Байден принадлежит к другому поколению, чем его внешнеполитическая команда; он был достаточно взрослым, чтобы встретиться с Голдой Меир накануне войны Йом-Киппур в 1973 году. Он вырос в мире, где большинство американцев, особенно либералов, считали Израиль одновременно историческим чудом и сочувствующим аутсайдером. За обеденным столом отец Байдена говорил ему: "Если бы Израиль не существовал, нам пришлось бы его создать". Когда он впервые встретил Нэнси Пелоси в 1970-х годах, она помогала соседу из Сан-Франциско организовать сбор средств в пользу Израиля. Байден был основным докладчиком. Пелоси одолжила свой джип, чтобы покатать Байдена по городу, чтобы он мог рассказать о сионизме.
За последнее десятилетие демократы начали отходить от своих старейшин в вопросе об Израиле. Они уже не считали его таким же священным обязательством. Джейк Салливан, например, сделал свою карьеру во время долгого, прерывистого премьерства Биньямина Нетаньяху. Издалека он видел, как Нетаньяху подрывал Барака Обаму. Вблизи он наблюдал, как Нетаньяху пытался сорвать ядерный договор, который Салливан заключил с Ираном. Затем Биби стал открыто болеть за политическую победу своего авторитарного американского кузена Дональда Трампа.
Но если Биби и беспокоила какая-то сутяжническая деятельность Байдена, он никогда не показывал этого. Будучи вице-президентом, Байден посетил Израиль в 2010 году, и только для того, чтобы получить удар под дых от зажигательного заявления о том, что правительство одобрило строительство нового жилья в Восточном Иерусалиме, вопреки желанию администрации Обамы. По мнению большинства обозревателей, Биби намеренно унизил его. Коллеги Байдена в Белом доме хотели, чтобы он пропустил ужин с Биби и покинул страну в знак протеста. Байден отверг этот совет. Вместо того чтобы отчитать Биби, он обнял Нетаньяху в тот вечер, а затем мягко сказал ему. "Это беспорядок. Как нам сделать его лучше?" Позже он послал Нетаньяху фотографию с надписью: " Биби, я не согласен ни с чем из того, что ты говоришь, но я люблю тебя".

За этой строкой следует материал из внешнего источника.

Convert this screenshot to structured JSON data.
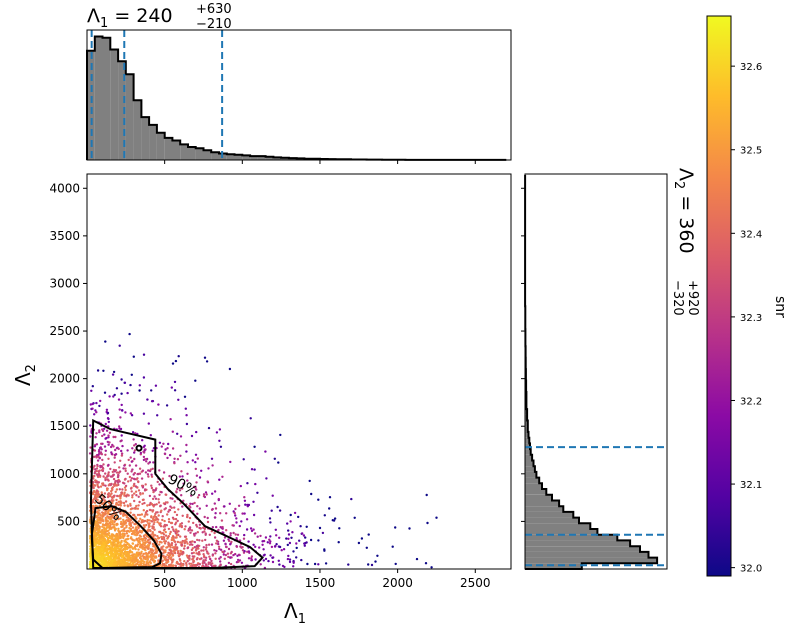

В первые месяцы работы администрации Байдена казалось, что эти теплые чувства угасли. Израильская пресса писала взволнованные статьи, в которых высказывались предположения, что новая администрация хочет отомстить Биби за его поддержку Трампа. В течение нескольких недель Байден не отвечал на поздравительные звонки Нетаньяху. Заголовок в газете Haaretz гласил: "Отсутствие телефонного звонка от Байдена - тревожный звонок".

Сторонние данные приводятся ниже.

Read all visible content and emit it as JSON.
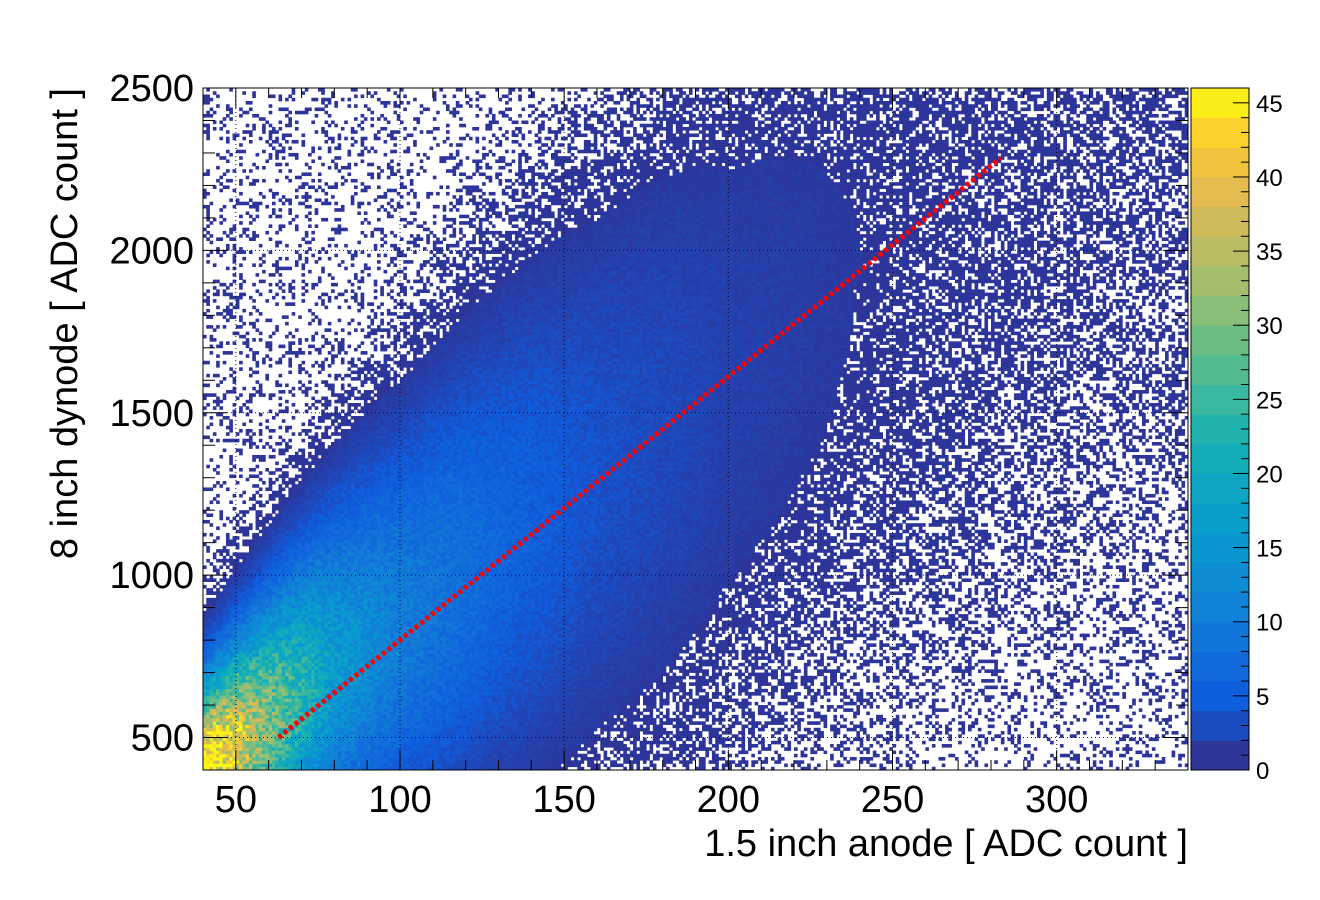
{
  "chart_data": {
    "type": "heatmap",
    "title": "",
    "xlabel": "1.5 inch anode [ ADC count ]",
    "ylabel": "8 inch dynode [ ADC count ]",
    "xlim": [
      40,
      340
    ],
    "ylim": [
      400,
      2500
    ],
    "zlim": [
      0,
      46
    ],
    "x_ticks": [
      50,
      100,
      150,
      200,
      250,
      300
    ],
    "y_ticks": [
      500,
      1000,
      1500,
      2000,
      2500
    ],
    "z_ticks": [
      0,
      5,
      10,
      15,
      20,
      25,
      30,
      35,
      40,
      45
    ],
    "grid": true,
    "colormap": "parula",
    "fit_line": {
      "color": "#ff0000",
      "style": "dotted",
      "x": [
        63,
        283
      ],
      "y": [
        500,
        2285
      ]
    },
    "density_ridge": {
      "x": [
        42,
        60,
        80,
        100,
        130,
        160,
        200,
        240,
        280
      ],
      "y": [
        420,
        560,
        720,
        850,
        1080,
        1300,
        1600,
        1900,
        2200
      ],
      "peak_counts": [
        46,
        30,
        16,
        10,
        6,
        3.5,
        2,
        1.3,
        1
      ]
    }
  }
}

Но этот заголовок был всего лишь проекцией тревог. Когда он наконец-то связался с Нетаньяху, президент пустился в ностальгический трип. Он напомнил Нетаньяху о том, как они познакомились в восьмидесятые годы, когда Биби работал в израильском посольстве в Вашингтоне: "Вы когда-нибудь представляли, что мы будем сидеть там, где сидим сегодня?".